Author found a book "Interactive Storytelling: Technique for 21st Century Fiction" written by Andrew Glassner in The One Academy library. She found this book is interesting to read it as it provided some of the technique and guides for author or other artists who want to create a piece of artwork that is engagement for audience. This book might help author to develop her project in the future. Some of the points in this book that might use in author's final essay.
Author has selected Chapter 4: Story Technique, Engaging the Audience to make notes and understand the idea that raised by Andrew.
Andrew has noted there is a reason to make audience form engagement to a story. It is because people naturally want to fill in holes in their knowledge. If people that partial understanding of something they care about, they tend to try to fill in what is missing. Andrew has describe there are two benefits when an audience willingly fills in missing pieces of a character or plot.
First, the imaginative involvement causes audience to become more engaged in a story. The creative energy that have drive audience to step into the story themselves rather than just observing it. While audience attend closer to the story, they might looking for clues that help them confirm or revise the holes that filled in.
Second, when audience fill in the missing information, they are building personal connections from the fiction of the story into their own idiosyncratic experience and realities. Audience relate the characters and plots to their personal histories because they found interesting enough to remember and retrieve.
“An important personal contribution is the interpretation of subtext, or the thoughts behind our words." (Glassner, 2004)
Subtext is enormously important in emotionally ambiguous situation.
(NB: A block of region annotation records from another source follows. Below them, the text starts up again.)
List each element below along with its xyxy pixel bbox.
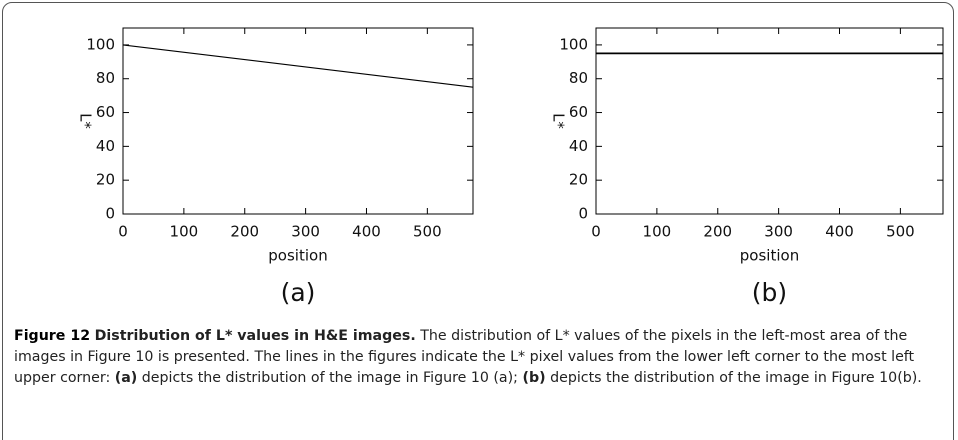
- x-tick-label: 0: [591, 223, 601, 241]
- plot-area: [122, 27, 474, 215]
- x-tick-label: 300: [291, 223, 320, 241]
- x-tick-label: 400: [352, 223, 381, 241]
- panel-label: (b): [752, 278, 787, 307]
- x-axis-label: position: [740, 247, 799, 265]
- caption-segment: (b): [522, 369, 546, 386]
- x-tick-label: 400: [825, 223, 854, 241]
- caption-label: Figure 12: [14, 328, 91, 344]
- panel-label: (a): [281, 278, 316, 307]
- y-tick-label: 60: [569, 103, 588, 121]
- y-tick-label: 80: [569, 69, 588, 87]
- caption: Figure 12 Distribution of L* values in H…: [14, 326, 949, 388]
- caption-segment: depicts the distribution of the image in…: [545, 369, 922, 386]
- x-tick-label: 100: [170, 223, 199, 241]
- x-axis-label: position: [268, 247, 327, 265]
- y-tick-label: 20: [96, 171, 115, 189]
- y-tick-label: 100: [86, 35, 115, 53]
- y-tick-label: 0: [578, 205, 588, 223]
- y-tick-label: 40: [96, 137, 115, 155]
- x-tick-label: 500: [413, 223, 442, 241]
- data-line: [122, 44, 474, 88]
- caption-segment: (a): [114, 369, 138, 386]
- y-tick-label: 100: [559, 35, 588, 53]
- y-axis-label: L*: [77, 113, 95, 129]
- x-tick-label: 200: [703, 223, 732, 241]
- caption-body: The distribution of L* values of the pix…: [14, 328, 922, 386]
- x-tick-label: 0: [118, 223, 128, 241]
- x-tick-label: 300: [764, 223, 793, 241]
- x-tick-label: 100: [643, 223, 672, 241]
- plot-area: [595, 27, 944, 215]
- y-tick-label: 0: [105, 205, 115, 223]
- y-tick-label: 40: [569, 137, 588, 155]
- x-tick-label: 500: [886, 223, 915, 241]
- y-axis-label: L*: [550, 113, 568, 129]
- caption-title: Distribution of L* values in H&E images.: [94, 328, 416, 344]
- y-tick-label: 80: [96, 69, 115, 87]
- y-tick-label: 20: [569, 171, 588, 189]
- caption-segment: The distribution of L* values of the pix…: [14, 328, 915, 386]
- caption-segment: depicts the distribution of the image in…: [137, 369, 523, 386]
- y-tick-label: 60: [96, 103, 115, 121]
- x-tick-label: 200: [230, 223, 259, 241]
Subtext can be clear and unclear. The vague situation that form engagement to audience due to their curiosity. (To make it short, it's fishing the audience)
Besides, imaginative elaboration can bond audience with a character very quickly. The ambiguity gives opportunity for audience fill in the missing pieces with their personal information.
Andrew has also listed down 13 narrative devices to get audiences involved and keep their attention.
1. Accordion Time - time is handled like an expanding and contracting accordion.
2. Advertising the future - An author can tell the audience about something that is yet to come, in order to whet their appetite.
3. Coincidence - a great way to get a story going. Easy way to make improbably events occur.
4. Crucible: Conflicts that happens when people forced to deal with each other.
5. Dramatic irony - The audience know something that the character doesn't, audience tension is heightened because they know what's at sake.
6. Foreshadowing - Foreshadowing suggests what is to come but usually without an explicit description of just what is on its way or what it will mean.
7. Hope vs. fear - Knowing what is around the corner, they simultaneously hope for a positive outcome and fear a negative one.
8. Planting and paying off - These techniques related to foreshadowing. A plant is something that is done at one point in the story that is later revealed to have special significance or a deeper meaning
9. Propelling transitions - Where authors know where the sequence of the story is going to occur, he can set up with a transition that drives audience headlong into it.
10. Plot twists - occurs when story turns in unexpected or unusual direction. Audience get surprise because they are unprepared.
11. Rewind - Multi point of view that present in the same event repeatedly.
12. Timebombs - such as countdown of the bomb, to create excitement
13. Viewpoint - The viewpoint of an external observer. The objective viewpoint, which the audience given no access to the inner thoughts or feelings of the characters.
In overall, Andrew has raised up the key to any successful story is bond between the storyteller and the audience. He has also listed down the methods for storyteller to reach the audience.
References
Glassner, A. (2004). Interactive storytelling. Natick, Mass.: A.K. Peters, pp.96 - 108.